HMAC is a well known algorithm used in authentication mechanisms. It uses message digest algorithms, such as MD5, SHA1 and SHA256. Python provides modules which allows you to create HMAC shadowed passwords to be used in your applications. The implementation is based on hashlib and hmac, and both modules are using the OpenSSL library wrapped in Python using the Python C/API. I’ve measured the behaviour of those algorithms in a threaded environment, to let me know which one is the more convenient to be used in sites without creating heavy CPU loads when creating user accounts in batch processes, since we are using a VPS which is handles its costs based on resource usage.
The first observation is the fact that all available algorithms have an exponential increment on CPU usage while they increase its complexity. Since hashlib do not uses locking, it is transparent to the module to be used in a threaded environment. There is no resource locking or thread blocking routines in the module, so it do not requires synchronisation, and even it doesn’t use synchronisation internally. Probably OpenSSL uses some kind of it, but it is transparent, without affecting the runtime.
Is well known that the probability of hash collisions on lower algorithms, like MD5 and SHA1 is higher than SHA512 and similar ones. Probably we just need to use a safer algorithm that offers a better performance than others, but offers a safer digest like SHA256 as minimal requirement, so we store passwords for a long time without the risk of finding some password cracker that can crash our security system. We know that MD5 and SHA1 are not safe any more.
If you’re willing to spend about 2,000 USD and a week or two picking up CUDA, you can put together your own little supercomputer cluster which will let you try around 700,000,000 passwords a second. And that rate you’ll be cracking those passwords at the rate of more than one per second. [Source bcrypt].
On a threaded environment you can see that lower algorithms have a similar performance and behaviour. All of them seems to have a very similar behaviour, where thread creation is time consuming, but once all threads are created it begins increasing the time required to complete the task.
The performance for strong algorithms seem to be similar, but more time consuming that the lower ones. Also on higher algorithms, such as SHA384 and SHA512 have a more stable behaviour, using more homogeneous times to complete the task. Seems that the best option by stability and being stronger enough is SHA384, which has better performance than SHA512 and it reliable enough to store strong passwords. The bcrypt advice should be taken seriously by some institutions that require strong password storage, but mere applications like blogs and similar ones, do not require that kind of strength.

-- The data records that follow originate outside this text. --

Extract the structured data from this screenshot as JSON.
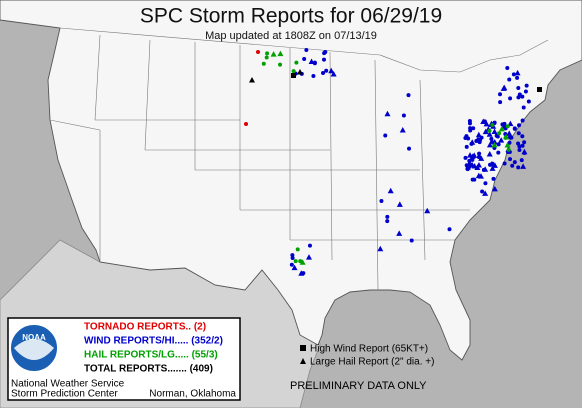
{
  "title": "SPC Storm Reports for 06/29/19",
  "subtitle": "Map updated at 1808Z on 07/13/19",
  "legend": {
    "tornado": "TORNADO REPORTS.. (2)",
    "wind": "WIND REPORTS/HI..... (352/2)",
    "hail": "HAIL REPORTS/LG..... (55/3)",
    "total": "TOTAL REPORTS....... (409)"
  },
  "logo": "NOAA",
  "office": {
    "line1": "National Weather Service",
    "line2": "Storm Prediction Center",
    "city": "Norman, Oklahoma"
  },
  "key": {
    "wind": "High Wind Report (65KT+)",
    "hail": "Large Hail Report (2\" dia. +)"
  },
  "footer": "PRELIMINARY DATA ONLY"
}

Probably we will adopt SHA384 as our best option. We need that process to be finished early and we do not have a TRNG installed on the machine to obtain enough entropy. We are thinking to buy an Entropy Key device to guarantee a better performance on cryptographic routines, like randomise initial passwords and bring a better performance on the server. Also we are thinking to buy some devices from Soekris Engineering to enhance the performance of certain tasks. I well known that cryptographic tasks, like using TLS/SSL connections over TCP like HTTPS can lead to heavy CPU usage. I hope that all of those tools will serve us well.